[Interview] Axel Toupane: « Tellement proche d’intégrer la NBA »
Coupé par les Raptors après le training camp, Axel Toupane joue aujourd’hui en D-League avec les Raptors 905, la franchise affiliée aux Raptors et qui se situe en banlieue de Toronto. Après 3 matches, il tourne à 12,7 points de moyenne avec un temps de jeu d’environ 30 minutes par match. Nous l’avons rencontré après la défaite contre les Delaware 87ers et il a gentiment accepté de répondre à nos questions.
Bonjour Axel, tu joues maintenant en D-league, pourtant en août dernier, lorsque nous t’avions contacté, tu nous avais assuré que tu ne souhaitais pas y jouer sans contrat NBA avec Toronto. Qu’est-ce qui a changé depuis pour que tu acceptes la proposition des Raptors ?
Ce qui s’est passé, c’est que malgré ma blessure, tout s’est très bien passé. Je me suis rendu compte que j’étais tellement proche d’y être que ça aurait été dommage de rentrer en Europe alors que je peux y rentrer à tout moment. Je me suis dit « Pourquoi pas tenter ma chance ? ». Ça me permet d’être sur le terrain, de jouer et de faire des erreurs. Ici, j’ai plus de responsabilités que ce que j’aurais pu avoir en Europe sur le terrain et c’est aussi ce qui m’a plu.
En dépit de débuts tardifs (c’était seulement son troisième match, suite à sa blessure), tu as déjà un gros temps de jeu et de grosses responsabilités, quel regard portes-tu sur tes performances ?

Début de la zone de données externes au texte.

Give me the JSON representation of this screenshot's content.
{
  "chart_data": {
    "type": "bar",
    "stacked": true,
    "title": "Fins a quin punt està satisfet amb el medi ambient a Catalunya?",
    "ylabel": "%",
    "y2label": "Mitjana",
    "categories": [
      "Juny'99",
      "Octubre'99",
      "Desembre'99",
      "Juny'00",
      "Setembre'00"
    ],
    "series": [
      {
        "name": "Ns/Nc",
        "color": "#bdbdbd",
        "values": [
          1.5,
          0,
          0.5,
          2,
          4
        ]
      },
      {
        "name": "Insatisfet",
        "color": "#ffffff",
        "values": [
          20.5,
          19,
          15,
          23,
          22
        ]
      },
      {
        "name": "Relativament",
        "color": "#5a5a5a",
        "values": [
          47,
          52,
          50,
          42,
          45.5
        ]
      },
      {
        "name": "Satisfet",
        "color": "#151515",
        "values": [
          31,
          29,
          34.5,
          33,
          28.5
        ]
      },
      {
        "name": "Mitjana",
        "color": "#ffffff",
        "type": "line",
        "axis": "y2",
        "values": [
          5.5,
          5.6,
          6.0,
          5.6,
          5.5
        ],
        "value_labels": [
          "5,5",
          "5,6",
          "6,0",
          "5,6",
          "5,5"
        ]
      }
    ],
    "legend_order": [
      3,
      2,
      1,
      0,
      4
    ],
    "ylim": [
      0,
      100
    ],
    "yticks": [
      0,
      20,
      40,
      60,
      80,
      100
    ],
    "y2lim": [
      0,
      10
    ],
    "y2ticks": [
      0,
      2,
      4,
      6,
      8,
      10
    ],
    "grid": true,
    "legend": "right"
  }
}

C’est le minimum que je puisse faire, je me dois de faire beaucoup mieux. Je pense qu’il me faut un petit temps d’adaptation. Pour un jeune joueur athlétique, c’est un jeu assez ouvert, assez sympa mais il faut un temps d’adaptation. Regarde Scott (Suggs, son coéquipier qui jouait à l’Elan Chalon l’an passé), il avait un peu de mal en France l’an passé mais il a l’habitude du jeu D-League et c’est vrai que c’est complètement différent de ce que les gens pensent et de l’Europe. Je manque un peu d’adresse mais ça va venir et puis ça partira. C’est pas terrible pour le moment, je peux faire beaucoup mieux.
Justement, quelles sont les différences avec le jeu européen ?
Le terrain est plus grand, ça va plus vite. Certes collectivement, c’est beaucoup moins fort mais individuellement, il y a des très bons joueurs. Je ne les connaissais pas tous. On a pu voir McRae et Kilpatrick (auteurs de 31 et 37 points), ce sont des joueurs NBA. La plupart du temps il y en a au moins 3 ou 4 par équipe. Individuellement, ça reste une très bonne ligue, mais il y a plus d’espaces, le jeu est très ouvert. C’est pour cela que l’on voit des scores un peu plus élevés, mais il ne faut pas oublier que les matches durent 48 minutes, ce qui n’est pas le cas en Europe.
Tu as toujours des contacts avec les Raptors ou d’autres franchises NBA ?
Oui, on est vraiment à côté, le staff vient souvent nous voir, notamment Masai Ujiri. On se voit aussi avec les joueurs quand ils sont là vu qu’on est à 20 minutes du centre-ville. C’est vraiment une bonne situation. On m’a dit que l’organisation était l’une des meilleures de toute la ligue parce que bien souvent, c’est un peu compliqué dans certaines franchises de D-League. Là on est logé dans un hôtel, on a une chambre chacun avec notre propre cuisine et tout le nécessaire. On ne manque de rien, c’est vraiment cool.
Et comment est l’ambiance avec les autres joueurs ?
C’est différent mais honnêtement, je pensais que ça allait être pire. Souvent les gens pensent qu’en D-League chacun joue pour sa gueule mais ça reste quand même une équipe avec une très bonne ambiance.